Party buses not on regular bus routes – a high risk, with potential fatalities?

Tottenham party bus crash

Photo by Tony Hardiman, via Evening Standard

Last month, more than 20 people were injured after a bus crashed into a railway bridge in Tottenham. It was not an isolated incident. We welcome this guest post by Dave Halliday, independent transport safety investigator.

One key element of air and rail travel is that an incident, which has the potential of a far more serious outcome is investigated, and action taken BEFORE we have fatalities – or very serious injuries. Without any special effort I’ve noted 3 bus de-roofings in London – 2 in the past 20 days, 2 at the same bridge and 2 ‘party bus’ private charters. My memory runs back to West Street in Glasgow in 1994, when 3 died, after the driver of a chartered bus followed a car driver showing him the way through the city – that was 22 years ago and STILL we have buses running into bridges?

There are some key common factors in the recent London crashes. ALL are relatively small operators, and ALL were NOT operating on a registered service bus route, so TfL has no oversight of the routes being used, and the option of drivers making up the route as they go along increases the potential for taking the wrong turning.
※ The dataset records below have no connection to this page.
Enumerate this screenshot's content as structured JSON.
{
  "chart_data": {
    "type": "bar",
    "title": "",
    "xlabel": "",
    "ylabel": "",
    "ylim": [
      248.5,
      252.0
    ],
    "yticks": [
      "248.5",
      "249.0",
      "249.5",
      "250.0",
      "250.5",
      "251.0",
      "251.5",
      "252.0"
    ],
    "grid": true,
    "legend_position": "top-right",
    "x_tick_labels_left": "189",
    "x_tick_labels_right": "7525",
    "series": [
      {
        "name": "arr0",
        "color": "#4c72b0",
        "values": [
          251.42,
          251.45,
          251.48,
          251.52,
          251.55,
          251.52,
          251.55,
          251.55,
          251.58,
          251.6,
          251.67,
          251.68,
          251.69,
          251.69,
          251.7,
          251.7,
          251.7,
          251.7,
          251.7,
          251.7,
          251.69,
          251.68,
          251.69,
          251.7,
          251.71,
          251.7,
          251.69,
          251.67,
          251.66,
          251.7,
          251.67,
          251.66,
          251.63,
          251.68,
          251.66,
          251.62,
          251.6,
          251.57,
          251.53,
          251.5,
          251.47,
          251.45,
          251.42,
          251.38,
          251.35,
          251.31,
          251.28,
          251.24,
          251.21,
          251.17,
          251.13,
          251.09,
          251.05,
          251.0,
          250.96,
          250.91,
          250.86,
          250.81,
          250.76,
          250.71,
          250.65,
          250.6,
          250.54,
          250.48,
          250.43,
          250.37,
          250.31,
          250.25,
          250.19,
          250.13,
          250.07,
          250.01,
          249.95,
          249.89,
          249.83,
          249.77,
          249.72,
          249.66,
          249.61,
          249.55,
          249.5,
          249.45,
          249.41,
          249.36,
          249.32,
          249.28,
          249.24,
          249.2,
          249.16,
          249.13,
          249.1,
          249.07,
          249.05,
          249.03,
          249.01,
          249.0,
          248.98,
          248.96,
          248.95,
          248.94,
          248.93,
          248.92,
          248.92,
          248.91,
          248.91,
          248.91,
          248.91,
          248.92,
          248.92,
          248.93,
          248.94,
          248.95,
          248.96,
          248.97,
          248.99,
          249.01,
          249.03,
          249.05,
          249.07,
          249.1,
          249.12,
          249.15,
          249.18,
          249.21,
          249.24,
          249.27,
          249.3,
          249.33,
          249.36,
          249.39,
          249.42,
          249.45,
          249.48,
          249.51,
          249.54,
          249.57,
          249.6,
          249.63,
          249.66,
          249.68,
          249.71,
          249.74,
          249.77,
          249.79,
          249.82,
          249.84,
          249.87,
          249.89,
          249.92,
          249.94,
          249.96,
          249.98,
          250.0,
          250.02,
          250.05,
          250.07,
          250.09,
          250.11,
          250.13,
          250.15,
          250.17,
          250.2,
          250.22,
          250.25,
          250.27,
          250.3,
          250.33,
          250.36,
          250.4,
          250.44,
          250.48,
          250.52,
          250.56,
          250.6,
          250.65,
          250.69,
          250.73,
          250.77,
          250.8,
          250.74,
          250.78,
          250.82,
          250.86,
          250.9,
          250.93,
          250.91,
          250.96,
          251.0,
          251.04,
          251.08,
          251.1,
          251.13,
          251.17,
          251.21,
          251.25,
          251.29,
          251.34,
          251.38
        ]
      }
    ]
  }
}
Almost unforgivable though was the rail replacement service not following a route that avoided hitting the bridge on the route where it was replacing trains. I know that road (I went to school in Isleworth) and it isn’t even on a direct route connecting the stations between Brentford and Hounslow!
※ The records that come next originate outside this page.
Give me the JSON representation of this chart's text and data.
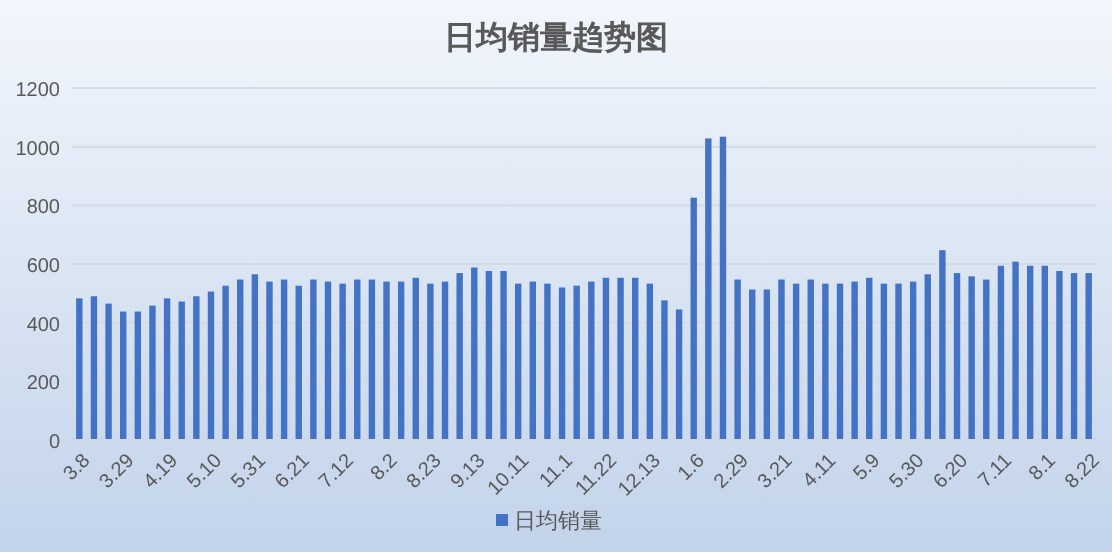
{
  "chart_data": {
    "type": "bar",
    "title": "日均销量趋势图",
    "categories": [
      "3.8",
      null,
      null,
      "3.29",
      null,
      null,
      "4.19",
      null,
      null,
      "5.10",
      null,
      null,
      "5.31",
      null,
      null,
      "6.21",
      null,
      null,
      "7.12",
      null,
      null,
      "8.2",
      null,
      null,
      "8.23",
      null,
      null,
      "9.13",
      null,
      null,
      "10.11",
      null,
      null,
      "11.1",
      null,
      null,
      "11.22",
      null,
      null,
      "12.13",
      null,
      null,
      "1.6",
      null,
      null,
      "2.29",
      null,
      null,
      "3.21",
      null,
      null,
      "4.11",
      null,
      null,
      "5.9",
      null,
      null,
      "5.30",
      null,
      null,
      "6.20",
      null,
      null,
      "7.11",
      null,
      null,
      "8.1",
      null,
      null,
      "8.22"
    ],
    "series": [
      {
        "name": "日均销量",
        "color": "#4472c4",
        "values": [
          483,
          490,
          465,
          438,
          438,
          458,
          483,
          472,
          490,
          506,
          526,
          547,
          565,
          540,
          547,
          526,
          547,
          540,
          533,
          547,
          547,
          540,
          540,
          553,
          533,
          540,
          569,
          588,
          576,
          576,
          533,
          540,
          533,
          520,
          526,
          540,
          553,
          553,
          553,
          533,
          476,
          445,
          826,
          1028,
          1034,
          547,
          513,
          513,
          547,
          533,
          547,
          533,
          533,
          540,
          553,
          533,
          533,
          540,
          565,
          647,
          569,
          558,
          547,
          594,
          608,
          594,
          594,
          576,
          569,
          569
        ]
      }
    ],
    "ylim": [
      0,
      1200
    ],
    "yticks": [
      0,
      200,
      400,
      600,
      800,
      1000,
      1200
    ],
    "grid": "y",
    "legend": "bottom"
  }
}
The law requires Councils to investigate crashes and then take action to prevent future crashes (Section 39 RTA 1988) This detail should be readily available – published on-line – rather than something that has to be extracted by FoI reports, so that we can see learn from the mistakes made, and see that action is being taken to prevent the same crashes – twice (at least) in a year in just the 3 examples here.
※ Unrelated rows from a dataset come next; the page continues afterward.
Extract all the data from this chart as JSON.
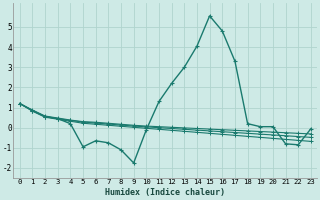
{
  "xlabel": "Humidex (Indice chaleur)",
  "background_color": "#ceeae6",
  "grid_color": "#b0d4ce",
  "line_color": "#1a7a6e",
  "x_values": [
    0,
    1,
    2,
    3,
    4,
    5,
    6,
    7,
    8,
    9,
    10,
    11,
    12,
    13,
    14,
    15,
    16,
    17,
    18,
    19,
    20,
    21,
    22,
    23
  ],
  "series1": [
    1.2,
    0.85,
    0.55,
    0.45,
    0.2,
    -0.95,
    -0.65,
    -0.75,
    -1.1,
    -1.75,
    -0.1,
    1.3,
    2.2,
    3.0,
    4.05,
    5.55,
    4.8,
    3.3,
    0.2,
    0.05,
    0.05,
    -0.8,
    -0.85,
    -0.05
  ],
  "series2": [
    1.2,
    0.82,
    0.52,
    0.42,
    0.32,
    0.22,
    0.17,
    0.12,
    0.07,
    0.02,
    -0.03,
    -0.08,
    -0.13,
    -0.18,
    -0.23,
    -0.28,
    -0.33,
    -0.38,
    -0.43,
    -0.48,
    -0.53,
    -0.58,
    -0.63,
    -0.68
  ],
  "series3": [
    1.2,
    0.85,
    0.55,
    0.45,
    0.36,
    0.28,
    0.23,
    0.18,
    0.13,
    0.08,
    0.04,
    0.0,
    -0.04,
    -0.08,
    -0.12,
    -0.16,
    -0.2,
    -0.24,
    -0.28,
    -0.32,
    -0.36,
    -0.4,
    -0.44,
    -0.48
  ],
  "series4": [
    1.2,
    0.88,
    0.58,
    0.48,
    0.38,
    0.3,
    0.27,
    0.22,
    0.17,
    0.12,
    0.08,
    0.05,
    0.02,
    -0.01,
    -0.04,
    -0.07,
    -0.1,
    -0.13,
    -0.16,
    -0.19,
    -0.22,
    -0.25,
    -0.28,
    -0.31
  ],
  "ylim": [
    -2.5,
    6.2
  ],
  "xlim": [
    -0.5,
    23.5
  ],
  "yticks": [
    -2,
    -1,
    0,
    1,
    2,
    3,
    4,
    5
  ],
  "xticks": [
    0,
    1,
    2,
    3,
    4,
    5,
    6,
    7,
    8,
    9,
    10,
    11,
    12,
    13,
    14,
    15,
    16,
    17,
    18,
    19,
    20,
    21,
    22,
    23
  ]
}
With London’s substantial number of railway lines on viaducts and bridges there might even be an option (in the absence of an empowered National roads regulator) for TfL to require ALL double decker buses operating in London to have a proximity detection system fitted within a defined time limit, with the priority to equip vehicles not operated on registered bus routes. The detection system could incorporate an engine shut down and brake application (like the safety systems on trains) if a driver failed to acknowledge the warning and stop.

The planned system (promised – but with no timetable for delivery) for speed limiting on TfL’s contracted London Buses services can include the engine shut-down (and brake application) feature through a proven ‘beacon’ system, on the approaches to a low bridge. This sort of kit is already in use on buses and refuse trucks in Scotland (and elsewhere) – cutting the speeds on school grounds and waste processing sites.

22 years seems a long time over which no lessons have been learned – or action taken. How many close calls before the next fatal crash?

Asking the right question

Earlier this week, Mark Treasure wrote insightfully how, at the core of many failures in building people-friendly road infrastructure is the propensity to ask the wrong questions.

This failure to ask the right questions, and come up with the right solutions, is epitomised not just by a focus on ‘education’ but also on what I would call ‘trinkets’ – things like helmets, lights, reflectives, clothing, and so on. In much the same way as with ‘education’, the process involves shifting responsibility onto the user, and ignoring basic environmental problems. Instead of examining why Road X is unsafe to walk along in dark clothing, we urge people to wear  reflectives. Instead of examining why pedestrians wearing ordinary clothes can’t negotiate the streets in your urban area safely, we hand out lights to them.

At a Conference in January 2017, TfL’s Leon Daniels will stress what he thinks are the key Sources of Road Danger

The five main sources of road danger in London are:
• Travelling too fast
• Becoming distracted
• Undertaking risky manoeuvres
• Drink or drug use while driving
• Failing to comply with the law

The presentation will explain how, by focusing attention on these five sources of danger, TfL can prioritise the main causes of deaths and serious injuries and take further steps to eradicate the risk of collisions from occurring.

Knowing Daniels’s infamous pedigree in victim blaming, it is difficult not to think that the further steps he is alluding to will be centred on “behaviour change through education”.

This, of course flies in the face of Vision Zero principles, or Safe System thinking as TfL Head of Road Safety Simon Bradbury likes to call it:

safe-system-approach

From a presentation by Simon Bradbury

So here are the right questions that Leon Daniels needs to ask:

What measures can TfL take when designing, building, operating and managing the roads to reduce the incidence of speeding, carelessness, distraction by operators of motor vehicles?

What measures can TfL take when designing, building, operating and managing the roads to reduce the severity of collisions when human beings make errors?

What can TfL learn when errors by road users cause the death or serious injury of human beings?

Of course users have a responsibility to behave in a civilised manner and enforcement has a role in leading people away from anti-social behaviour, but too many people have been killed because TfL builds road with the assumption of perfection in human behaviour.

As Simon Bradbury says, “a fundamental change in approach” is needed.